On the other hand, there was everything to lose, and nothing, as the world measures results, to be gained. In a few hours at the furthest the good name he had earned in Brewster would be hopelessly lost, and, so far as human foresight could prefigure, there was nothing ahead but loss and bitter disgrace. In spite of all this, while the long-distance "central" was still assuring him that the Hillcrest wire was busy, he found time to be fiercely glad that the choice had been only a choice offered and not a choice accepted. For love's sake, if for no higher motive, he would go down like a man, fighting to the end for the right to live and think and love as a man.

He was jiggling the switch of the desk 'phone for the twentieth time in the effort to secure the desired line of communication with Baldwin when a nervous step echoed in the corridor and the door opened to admit William Starbuck. There was red wrath in the mine owner's ordinarily cold eyes when he flung himself into a chair and eased the nausea of his soul in an outburst of picturesque profanity.

"The jig's up—definitely up, John," he was saying, when his speech became lucid enough to be understood. "We know now what Stanton's 'other string' was. A half-hour ago, a deputy United States marshal, with a posse big enough to capture a town, took possession of the dam and stopped the work. He says it's a court order from Judge Lorching at Red Butte, based on the claims of that infernal paper railroad!"

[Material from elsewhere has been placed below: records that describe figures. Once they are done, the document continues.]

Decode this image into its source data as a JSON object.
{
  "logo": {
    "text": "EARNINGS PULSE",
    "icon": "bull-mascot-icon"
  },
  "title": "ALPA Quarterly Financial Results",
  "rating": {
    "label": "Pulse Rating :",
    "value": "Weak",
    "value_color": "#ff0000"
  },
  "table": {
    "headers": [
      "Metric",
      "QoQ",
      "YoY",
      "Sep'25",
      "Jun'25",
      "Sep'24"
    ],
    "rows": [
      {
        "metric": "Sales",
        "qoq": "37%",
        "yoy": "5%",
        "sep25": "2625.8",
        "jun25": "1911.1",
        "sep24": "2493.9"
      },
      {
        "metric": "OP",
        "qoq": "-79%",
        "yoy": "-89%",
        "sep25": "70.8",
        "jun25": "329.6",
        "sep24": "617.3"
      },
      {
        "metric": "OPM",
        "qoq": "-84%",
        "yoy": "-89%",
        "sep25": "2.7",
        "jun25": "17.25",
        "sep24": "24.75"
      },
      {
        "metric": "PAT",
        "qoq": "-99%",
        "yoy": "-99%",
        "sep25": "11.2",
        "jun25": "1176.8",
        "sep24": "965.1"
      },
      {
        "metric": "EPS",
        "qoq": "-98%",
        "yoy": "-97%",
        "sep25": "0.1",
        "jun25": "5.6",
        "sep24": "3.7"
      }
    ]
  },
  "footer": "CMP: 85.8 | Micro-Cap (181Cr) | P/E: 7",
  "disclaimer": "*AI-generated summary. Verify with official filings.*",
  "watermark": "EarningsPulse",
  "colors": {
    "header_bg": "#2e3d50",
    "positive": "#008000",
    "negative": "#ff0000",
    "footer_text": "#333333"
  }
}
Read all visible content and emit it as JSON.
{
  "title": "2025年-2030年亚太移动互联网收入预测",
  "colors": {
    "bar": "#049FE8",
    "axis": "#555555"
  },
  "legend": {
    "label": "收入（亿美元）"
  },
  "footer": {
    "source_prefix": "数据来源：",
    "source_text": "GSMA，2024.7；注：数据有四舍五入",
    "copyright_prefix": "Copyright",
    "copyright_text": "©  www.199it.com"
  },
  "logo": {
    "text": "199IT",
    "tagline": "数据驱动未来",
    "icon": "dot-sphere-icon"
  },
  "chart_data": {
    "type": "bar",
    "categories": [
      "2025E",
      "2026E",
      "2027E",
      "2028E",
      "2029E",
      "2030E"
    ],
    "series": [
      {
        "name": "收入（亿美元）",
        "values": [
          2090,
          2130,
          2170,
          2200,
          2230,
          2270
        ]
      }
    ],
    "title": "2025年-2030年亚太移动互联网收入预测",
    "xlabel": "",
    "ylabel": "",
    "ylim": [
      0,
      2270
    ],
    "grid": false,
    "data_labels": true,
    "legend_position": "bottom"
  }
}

Smith pushed the telephone aside.

"But it's too late!" he protested. "The dam is completed; Williams 'phoned me before I went to dinner. All that remains to be done to save the charter is to shut the spillways and let the water back up so that it will flow into the main ditch!"

"Right there's where they've got us!" was the rasping reply. "They won't let Williams touch the spillway gates, and they're not going to let him touch them until after we have lost out on the time limit! Williams's man says they've put the seal of the court on the machinery and have posted armed guards everywhere. Wouldn't that make you run around in circles and yelp like a scalded dog?"